How far will a man go to save his dying child? To what extreme will an elderly woman venture to rescue her husband from the grasp of Alzheimer’s? What will a person do to reconcile with his estranged son? These are just a few of the questions that The Booth at the End asks, and “The Man” of the series appears just as curious about the answers as anyone. The tasks he assigns go beyond right and wrong, and include killing an innocent girl, setting off a homemade bomb in a busy coffee shop and stealing in excess of $100,000 from a bank. Although the “will they or won’t they” question hangs in the air throughout the web series, the reactions of the individuals to their assignments and how they handle the moral dilemmas are just as intriguing as the outcomes.

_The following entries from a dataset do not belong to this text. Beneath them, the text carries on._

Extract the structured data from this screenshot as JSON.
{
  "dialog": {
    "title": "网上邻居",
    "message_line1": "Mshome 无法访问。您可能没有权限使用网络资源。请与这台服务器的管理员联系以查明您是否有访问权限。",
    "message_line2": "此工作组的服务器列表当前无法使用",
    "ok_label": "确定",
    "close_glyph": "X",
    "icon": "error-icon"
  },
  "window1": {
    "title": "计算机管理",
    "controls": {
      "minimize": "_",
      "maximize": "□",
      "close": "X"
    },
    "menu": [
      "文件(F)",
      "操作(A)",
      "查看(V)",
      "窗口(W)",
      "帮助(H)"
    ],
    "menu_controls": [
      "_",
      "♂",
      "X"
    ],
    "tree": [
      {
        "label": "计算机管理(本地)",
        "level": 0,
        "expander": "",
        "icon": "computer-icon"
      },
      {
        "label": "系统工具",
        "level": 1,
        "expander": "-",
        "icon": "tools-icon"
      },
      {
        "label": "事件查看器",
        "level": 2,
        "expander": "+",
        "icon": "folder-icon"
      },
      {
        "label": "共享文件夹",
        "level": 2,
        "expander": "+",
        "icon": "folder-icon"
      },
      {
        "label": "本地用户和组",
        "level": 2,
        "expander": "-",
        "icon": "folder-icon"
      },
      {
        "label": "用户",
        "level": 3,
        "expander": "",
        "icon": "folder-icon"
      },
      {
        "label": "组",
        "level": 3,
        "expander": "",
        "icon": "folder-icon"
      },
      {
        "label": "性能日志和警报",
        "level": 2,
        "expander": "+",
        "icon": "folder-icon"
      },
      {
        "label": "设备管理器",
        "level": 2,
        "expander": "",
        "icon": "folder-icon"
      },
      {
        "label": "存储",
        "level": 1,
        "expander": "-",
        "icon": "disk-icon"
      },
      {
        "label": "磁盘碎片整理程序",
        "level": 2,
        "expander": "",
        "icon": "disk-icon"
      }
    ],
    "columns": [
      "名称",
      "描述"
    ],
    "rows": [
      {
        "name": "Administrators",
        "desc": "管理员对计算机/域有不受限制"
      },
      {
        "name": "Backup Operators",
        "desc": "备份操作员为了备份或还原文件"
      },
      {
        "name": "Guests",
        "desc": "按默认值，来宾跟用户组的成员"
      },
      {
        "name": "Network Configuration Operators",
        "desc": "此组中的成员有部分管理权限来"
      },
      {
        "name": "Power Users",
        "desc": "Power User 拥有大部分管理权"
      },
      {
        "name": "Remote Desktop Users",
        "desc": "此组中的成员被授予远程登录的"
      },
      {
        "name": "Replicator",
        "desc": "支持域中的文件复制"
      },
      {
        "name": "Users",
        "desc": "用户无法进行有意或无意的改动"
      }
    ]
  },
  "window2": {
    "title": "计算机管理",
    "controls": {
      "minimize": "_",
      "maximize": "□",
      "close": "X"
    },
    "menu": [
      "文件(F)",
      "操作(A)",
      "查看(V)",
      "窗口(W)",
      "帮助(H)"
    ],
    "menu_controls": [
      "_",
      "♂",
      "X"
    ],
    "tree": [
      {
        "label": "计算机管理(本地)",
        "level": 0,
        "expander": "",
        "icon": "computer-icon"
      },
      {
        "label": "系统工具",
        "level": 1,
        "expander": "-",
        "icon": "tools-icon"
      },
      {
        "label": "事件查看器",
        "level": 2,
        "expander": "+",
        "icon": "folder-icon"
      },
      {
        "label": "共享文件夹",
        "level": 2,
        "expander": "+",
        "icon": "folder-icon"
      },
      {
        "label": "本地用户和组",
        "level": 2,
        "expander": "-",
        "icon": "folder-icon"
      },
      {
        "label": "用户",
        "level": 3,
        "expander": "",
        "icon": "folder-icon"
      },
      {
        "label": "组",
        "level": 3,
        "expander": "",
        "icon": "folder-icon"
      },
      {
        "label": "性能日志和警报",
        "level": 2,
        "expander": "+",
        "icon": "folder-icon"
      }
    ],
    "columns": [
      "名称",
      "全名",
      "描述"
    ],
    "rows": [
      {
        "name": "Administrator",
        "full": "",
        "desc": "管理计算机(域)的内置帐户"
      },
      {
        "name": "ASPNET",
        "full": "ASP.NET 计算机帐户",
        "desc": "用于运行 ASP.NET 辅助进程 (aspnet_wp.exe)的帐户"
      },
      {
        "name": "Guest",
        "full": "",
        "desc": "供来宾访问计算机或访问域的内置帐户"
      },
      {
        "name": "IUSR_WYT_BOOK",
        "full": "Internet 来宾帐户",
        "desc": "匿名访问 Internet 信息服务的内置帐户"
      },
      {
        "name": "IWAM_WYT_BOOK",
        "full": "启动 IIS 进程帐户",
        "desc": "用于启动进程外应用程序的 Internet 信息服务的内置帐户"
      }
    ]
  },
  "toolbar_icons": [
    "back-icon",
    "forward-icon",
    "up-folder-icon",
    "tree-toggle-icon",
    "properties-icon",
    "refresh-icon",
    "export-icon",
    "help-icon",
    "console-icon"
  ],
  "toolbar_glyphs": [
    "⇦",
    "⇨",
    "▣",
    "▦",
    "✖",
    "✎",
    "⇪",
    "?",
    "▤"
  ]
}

The Booth at the End wisely intertwines many of the individual storylines involving the various characters, giving the web series a more seamless and fluid flow. While “The Man” allocates one person the task of killing a little girl, for instance, the assignment of another is to protect the girl in question. Then there is the issue of “The Man” himself, as he does not make empty promises—once a task is completed, the requested wish is granted in a natural and synchronistic fashion. But is it supernatural, or simply a form of extreme coincidence?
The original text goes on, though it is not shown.